Aujourd’hui, souligne le Cisma, les carnets de commandes atteignent des niveaux qui n’ont plus été observés depuis la crise de 2009 : « Quatre mois en moyenne pour les matériels de terrassement ; même chose pour les chariots télescopiques ou encore les nacelles automotrices, et même 5 mois concernant les matériels pour la fabrication et le transport du béton. » Ce surcroît de commandes est alimenté par le marché intérieur mais aussi par la croissance des exportations vers l’Allemagne, les Etats-Unis et le Royaume-Uni.

Dans l’hexagone, les ventes de matériels compacts ont progressé de 23% sur quatre mois. Elles ont été tirées par celles de mini-pelles (+29%) ou de pelles sur pneus (+63%). La progression est plus modérée pour les matériels lourds de terrassement (+8%) ou routiers (+  9%). Dans ce contexte, les industriels ont revu à la hausse leur prévision de chiffre d’affaires de + 2 à +6% contre +2%.

Avec un portefeuille de commandes qui enflent et des stocks au plus bas, les entreprises tournent aujourd’hui à 75 % de leurs capacités de production, soit près de 5 %  de plus que la moyenne calculée sur les 10 dernières années. Conséquence : les délais de livraisons s’allongent sensiblement. Cette reprise profite aussi à l’emploi : les effectifs ont augmenté à nouveau après plusieurs années de recul.

Confiance mais prudence dans la manutention

Dans le secteur de la manutention, les investissements sont également orientés à la hausse. Les industriels français ont relevé leurs prévisions annuelles et tablent désormais sur une augmentation de de 6% (contre 4% en 2016). Le mouvement devrait être particulièrement sensible pour les biens d’équipements (+ 27%).

Plusieurs facteurs conjuguent ici leurs effets, analyse le Cisma : des conditions de financement très favorables, l’augmentation de la rentabilité des entreprises, des incitations fiscales très avantageuses, l’excellent climat des affaires et les meilleures perspectives économiques. « Par ailleurs, note l’organisation professionnelle, le taux d’utilisation des capacités de production élevé suggère également une obsolescence croissante du stock de capital, et, en conséquence, des investissements de remplacement à venir. »

Ce contexte qualifié de porteur profite aux constructeurs de matériels et systèmes de manutention. L’activité est tirée par le marché intérieur et par des exportations en progression de 2% sur le premier quadrimestre. Les commandes enregistrent des progressions parfois très sensibles : + 21% pour les chariots électriques à fin mai ou + 9% pour les chariots industriels thermiques.
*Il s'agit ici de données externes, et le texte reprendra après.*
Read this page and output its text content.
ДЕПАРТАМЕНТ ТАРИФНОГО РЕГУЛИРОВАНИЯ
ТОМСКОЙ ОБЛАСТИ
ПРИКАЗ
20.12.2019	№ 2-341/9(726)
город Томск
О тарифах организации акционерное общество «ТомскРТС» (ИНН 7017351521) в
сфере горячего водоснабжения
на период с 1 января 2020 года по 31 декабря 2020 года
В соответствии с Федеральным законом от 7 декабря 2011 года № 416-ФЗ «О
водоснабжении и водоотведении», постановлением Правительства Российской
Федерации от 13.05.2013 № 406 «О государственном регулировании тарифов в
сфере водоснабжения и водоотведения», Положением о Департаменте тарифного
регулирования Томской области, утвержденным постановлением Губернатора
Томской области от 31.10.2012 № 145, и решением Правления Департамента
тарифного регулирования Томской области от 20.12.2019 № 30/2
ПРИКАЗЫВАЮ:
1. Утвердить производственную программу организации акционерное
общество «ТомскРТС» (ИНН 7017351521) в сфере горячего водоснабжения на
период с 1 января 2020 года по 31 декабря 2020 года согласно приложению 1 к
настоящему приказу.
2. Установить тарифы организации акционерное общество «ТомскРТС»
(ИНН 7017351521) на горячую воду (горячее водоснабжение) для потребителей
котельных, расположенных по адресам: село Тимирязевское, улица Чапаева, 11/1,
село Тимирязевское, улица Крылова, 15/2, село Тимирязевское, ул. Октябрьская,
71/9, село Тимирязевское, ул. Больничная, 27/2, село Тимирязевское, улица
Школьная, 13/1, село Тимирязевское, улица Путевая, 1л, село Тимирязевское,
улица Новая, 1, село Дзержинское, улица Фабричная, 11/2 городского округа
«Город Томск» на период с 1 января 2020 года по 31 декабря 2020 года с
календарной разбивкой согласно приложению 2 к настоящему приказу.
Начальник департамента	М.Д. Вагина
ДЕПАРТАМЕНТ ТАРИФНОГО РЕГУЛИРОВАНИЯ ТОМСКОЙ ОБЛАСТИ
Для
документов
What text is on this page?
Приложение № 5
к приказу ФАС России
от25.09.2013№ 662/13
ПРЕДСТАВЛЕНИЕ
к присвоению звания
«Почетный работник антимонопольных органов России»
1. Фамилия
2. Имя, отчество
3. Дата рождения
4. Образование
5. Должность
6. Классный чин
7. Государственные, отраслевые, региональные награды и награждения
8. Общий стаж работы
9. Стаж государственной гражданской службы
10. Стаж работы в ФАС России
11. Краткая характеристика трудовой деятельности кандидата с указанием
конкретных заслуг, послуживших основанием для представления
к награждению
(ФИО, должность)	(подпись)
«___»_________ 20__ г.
De leur côté, les fabricants de systèmes automatisés continuent de faire face à une demande très forte d’automatisation des plateformes logistiques, des entrepôts de stockage, des aérogares et des sites industriels. En revanche, les commandes de ponts roulants, de treuils ou de palans sont en légère perte de vitesse sur le premier trimestre avec une baisse des commandes en volume de près de 5%. Elément d’explication : « L’absence de nouveaux projets industriels en France. »

« Confiants mais prudents », les industriels de la manutention prévoient une progression de leur chiffre d’affaires de 8% cette année. Dans le secteur, la reprise de l’activité stimule également l’emploi, « avec des effectifs qui continuent de progresser à vive allure, à +4%, après +3% l’an dernier. »

*Syndicat des équipements pour la Construction, les infrastructures, la sidérurgie et la manutention.